Filtering RNA-seq expression matrix?

0

Entering edit mode

7.1 years ago

halo22 ▴ 300

Hello,

I am currently in the process of analyzing RNA-sequencing data and would love to have your input especially with regards to filtering the expression matrix. Currently, I am only removing rows(genes) which have a non-zero expression in at least 70% of my samples,which significantly reduces my gene expression matrix to ~20,000 rows.

I was interested in knowing the following: 1) Is it statistically acceptable to reduce the expression matrix from ~60,000 rows to ~20,000? 2) Is there any other filtering techniques that could be applied to this matrix? (May be variance based)

Note: For downstream analysis, I am using edgeR for normalization and limma for running a differential expression analysis.

Thanks

RNA-Seq sequencing rNA • 2.3k views

ADD COMMENT • link updated 7.1 years ago by theobroma22 ★ 1.2k • written 7.1 years ago by halo22 ▴ 300

score 0 · Answer 1 · 2017-04-11

1) It depends on your downstream analysis and your conclusions, and the technical and biological reasons for non-zero expression (such as expression below limit of detection). In another research field "filtering" was recently found to have led to wrong key messages in half of all publications of that field (where absent values are not random) ( https://academic.oup.com/pan/article/24/4/414/2276176/How-Multiple-Imputation-Makes-a-Difference )
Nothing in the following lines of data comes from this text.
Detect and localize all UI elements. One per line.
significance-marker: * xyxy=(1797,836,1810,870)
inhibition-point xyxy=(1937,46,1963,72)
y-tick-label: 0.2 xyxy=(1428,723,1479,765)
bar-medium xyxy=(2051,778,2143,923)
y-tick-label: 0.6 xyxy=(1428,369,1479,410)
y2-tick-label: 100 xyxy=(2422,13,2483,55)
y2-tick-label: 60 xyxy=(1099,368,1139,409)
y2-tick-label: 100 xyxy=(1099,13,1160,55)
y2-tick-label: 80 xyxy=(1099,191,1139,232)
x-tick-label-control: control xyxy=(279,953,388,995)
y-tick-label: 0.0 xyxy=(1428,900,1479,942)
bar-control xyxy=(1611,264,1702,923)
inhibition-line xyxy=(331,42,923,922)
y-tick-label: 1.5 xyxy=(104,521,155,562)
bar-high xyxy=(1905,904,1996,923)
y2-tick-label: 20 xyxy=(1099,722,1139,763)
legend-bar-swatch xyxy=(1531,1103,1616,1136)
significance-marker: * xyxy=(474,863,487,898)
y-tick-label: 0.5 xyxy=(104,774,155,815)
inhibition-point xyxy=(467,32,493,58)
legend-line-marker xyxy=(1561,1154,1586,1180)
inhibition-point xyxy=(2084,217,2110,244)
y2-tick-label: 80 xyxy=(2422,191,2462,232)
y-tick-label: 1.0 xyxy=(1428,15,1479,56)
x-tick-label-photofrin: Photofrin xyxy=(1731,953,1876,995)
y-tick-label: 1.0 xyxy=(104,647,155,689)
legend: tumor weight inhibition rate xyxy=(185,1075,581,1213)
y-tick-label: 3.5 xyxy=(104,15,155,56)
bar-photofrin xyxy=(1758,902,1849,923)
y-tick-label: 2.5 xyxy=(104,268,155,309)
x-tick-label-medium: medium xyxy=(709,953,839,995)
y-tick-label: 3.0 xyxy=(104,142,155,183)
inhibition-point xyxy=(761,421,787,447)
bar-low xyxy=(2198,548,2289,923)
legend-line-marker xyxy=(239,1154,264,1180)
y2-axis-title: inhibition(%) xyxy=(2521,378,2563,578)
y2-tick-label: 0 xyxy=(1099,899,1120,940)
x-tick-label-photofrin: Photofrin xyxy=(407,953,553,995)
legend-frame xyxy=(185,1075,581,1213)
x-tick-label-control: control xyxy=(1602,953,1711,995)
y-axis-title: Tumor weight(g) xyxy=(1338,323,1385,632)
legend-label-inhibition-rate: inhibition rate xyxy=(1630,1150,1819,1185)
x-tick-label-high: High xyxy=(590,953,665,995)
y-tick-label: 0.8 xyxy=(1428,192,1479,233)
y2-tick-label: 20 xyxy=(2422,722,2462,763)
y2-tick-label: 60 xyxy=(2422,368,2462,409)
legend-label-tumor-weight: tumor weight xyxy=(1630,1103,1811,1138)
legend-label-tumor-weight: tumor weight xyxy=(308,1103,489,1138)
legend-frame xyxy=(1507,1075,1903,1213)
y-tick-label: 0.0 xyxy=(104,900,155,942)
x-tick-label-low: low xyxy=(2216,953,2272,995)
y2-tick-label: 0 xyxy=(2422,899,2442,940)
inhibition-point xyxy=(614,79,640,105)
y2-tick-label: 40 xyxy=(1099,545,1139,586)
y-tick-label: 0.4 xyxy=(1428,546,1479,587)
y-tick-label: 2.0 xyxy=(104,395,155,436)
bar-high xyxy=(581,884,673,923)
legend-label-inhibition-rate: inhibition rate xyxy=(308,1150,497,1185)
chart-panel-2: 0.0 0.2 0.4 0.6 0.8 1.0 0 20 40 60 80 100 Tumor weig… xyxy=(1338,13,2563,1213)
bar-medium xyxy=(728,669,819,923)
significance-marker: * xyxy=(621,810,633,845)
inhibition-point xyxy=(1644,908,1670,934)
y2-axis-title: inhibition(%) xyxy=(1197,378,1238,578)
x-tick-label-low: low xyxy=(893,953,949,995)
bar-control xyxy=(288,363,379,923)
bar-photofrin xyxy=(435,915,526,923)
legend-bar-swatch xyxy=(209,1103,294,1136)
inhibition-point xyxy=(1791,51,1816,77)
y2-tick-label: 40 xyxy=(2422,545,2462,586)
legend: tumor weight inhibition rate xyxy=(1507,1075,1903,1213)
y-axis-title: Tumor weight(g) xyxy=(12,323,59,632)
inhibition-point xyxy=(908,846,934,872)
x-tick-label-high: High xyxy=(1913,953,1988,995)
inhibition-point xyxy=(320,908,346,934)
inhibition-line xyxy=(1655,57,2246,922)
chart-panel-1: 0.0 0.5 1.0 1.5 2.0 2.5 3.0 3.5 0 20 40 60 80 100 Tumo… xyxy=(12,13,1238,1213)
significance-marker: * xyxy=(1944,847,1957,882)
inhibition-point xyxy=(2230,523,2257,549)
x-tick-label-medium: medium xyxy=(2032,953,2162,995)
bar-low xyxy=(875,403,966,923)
2) Depending on specific analysis, and depth of sequencing, and modeling, you could set all Low-Expression genes (left peak) to a given value ( see https://www.ncbi.nlm.nih.gov/pmc/articles/PMC3159973/ ) – and either only consider the High-Expression genes (right peak), or use a modeling approach that can treat the Low Expression / High Expression difference as a separate category

score 0 · Answer 2 · 2017-04-12

1) Is it statistically acceptable to reduce the expression matrix from ~60,000 rows to ~20,000?

I'm not quite sure about your question, but numerically, statistically, etc. what you have is a subset of your data based on a condition(s). If I understand correctly, a condition is those present in > 70% of all samples.

2) Is there any other filtering techniques that could be applied to this matrix? (May be variance based)

Why not compare this subset to other percentage subsets like 100% , 50% and 25%? This way you can also make Venn diagrams.